Hair follicles are among a handful of organs that exhibit immune privilege. Dysfunction of the hair follicle immune system underlies the development of inflammatory diseases, such as alopecia areata.
Quantitative reverse transcription PCR and immunostaining was used to confirm the expression of major histocompatibility complex class I in human dermal papilla cells. Through transcriptomic analyses of human keratinocyte stem cells, major histocompatibility complex class I was identified as differentially expressed genes. Organ culture and patch assay were performed to assess the ability of WNT3a conditioned media to rescue immune privilege. Lastly, CD8+ T cells were detected near the hair bulb in alopecia areata patients through immunohistochemistry.
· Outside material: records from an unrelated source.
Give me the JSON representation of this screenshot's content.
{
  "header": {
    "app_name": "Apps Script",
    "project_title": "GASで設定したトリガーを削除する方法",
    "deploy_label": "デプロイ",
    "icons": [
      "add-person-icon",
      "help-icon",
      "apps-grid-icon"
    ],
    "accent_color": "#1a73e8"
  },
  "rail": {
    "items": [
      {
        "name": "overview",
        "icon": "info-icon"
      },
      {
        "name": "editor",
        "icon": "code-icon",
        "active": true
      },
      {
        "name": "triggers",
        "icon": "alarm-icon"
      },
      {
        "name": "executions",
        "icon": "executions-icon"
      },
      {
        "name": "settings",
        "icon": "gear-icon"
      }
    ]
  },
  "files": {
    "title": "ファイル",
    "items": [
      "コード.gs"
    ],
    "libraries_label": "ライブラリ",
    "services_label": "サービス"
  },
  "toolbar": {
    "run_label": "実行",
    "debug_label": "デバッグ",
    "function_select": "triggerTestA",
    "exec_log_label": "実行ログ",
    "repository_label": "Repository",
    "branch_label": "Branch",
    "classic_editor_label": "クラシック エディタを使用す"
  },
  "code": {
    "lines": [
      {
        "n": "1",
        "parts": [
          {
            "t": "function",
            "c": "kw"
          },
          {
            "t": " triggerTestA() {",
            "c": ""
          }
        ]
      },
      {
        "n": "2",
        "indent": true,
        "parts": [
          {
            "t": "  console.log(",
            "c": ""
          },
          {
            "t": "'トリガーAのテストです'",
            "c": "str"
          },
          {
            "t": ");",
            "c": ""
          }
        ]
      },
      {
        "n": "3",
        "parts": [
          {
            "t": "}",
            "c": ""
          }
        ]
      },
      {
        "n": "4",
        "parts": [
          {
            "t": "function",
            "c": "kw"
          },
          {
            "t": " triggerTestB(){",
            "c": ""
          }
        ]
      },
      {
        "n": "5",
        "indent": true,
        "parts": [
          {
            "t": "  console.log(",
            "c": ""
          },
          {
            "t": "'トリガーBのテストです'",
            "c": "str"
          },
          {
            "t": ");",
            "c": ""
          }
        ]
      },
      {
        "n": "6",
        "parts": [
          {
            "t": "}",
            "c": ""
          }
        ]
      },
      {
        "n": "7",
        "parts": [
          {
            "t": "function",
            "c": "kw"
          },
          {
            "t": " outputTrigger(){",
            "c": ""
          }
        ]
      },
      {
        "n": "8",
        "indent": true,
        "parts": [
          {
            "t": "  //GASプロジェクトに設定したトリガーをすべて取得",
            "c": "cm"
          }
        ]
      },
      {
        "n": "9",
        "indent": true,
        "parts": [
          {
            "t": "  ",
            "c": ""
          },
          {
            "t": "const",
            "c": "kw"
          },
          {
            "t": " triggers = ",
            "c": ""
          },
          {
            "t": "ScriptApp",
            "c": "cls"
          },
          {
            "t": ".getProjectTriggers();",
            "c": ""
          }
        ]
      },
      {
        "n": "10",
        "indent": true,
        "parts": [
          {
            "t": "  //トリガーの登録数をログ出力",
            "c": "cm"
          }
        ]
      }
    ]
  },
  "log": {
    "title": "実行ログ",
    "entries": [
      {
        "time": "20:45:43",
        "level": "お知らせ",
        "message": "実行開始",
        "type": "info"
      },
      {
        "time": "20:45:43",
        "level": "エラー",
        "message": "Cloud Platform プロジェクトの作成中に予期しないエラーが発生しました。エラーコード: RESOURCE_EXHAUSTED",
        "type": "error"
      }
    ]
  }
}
Inflammatory factors such as tumor necrosis factor alpha and interferon gamma were verified to induce the expression of major histocompatibility complex class I proteins in dermal papilla cells. Additionally, loss of immune privilege of hair follicles was rescued following treatment with conditioned media from outer root sheath cells. Transcriptomic analyses found 58 up-regulated genes and 183 down-regulated genes related in MHC class I+ cells. Using newborn hair patch assay, we demonstrated that WNT3a conditioned media with epidermal growth factor can restore hair growth. In alopecia areata patients, CD8+ T cells were increased during the transition from mid-anagen to late catagen.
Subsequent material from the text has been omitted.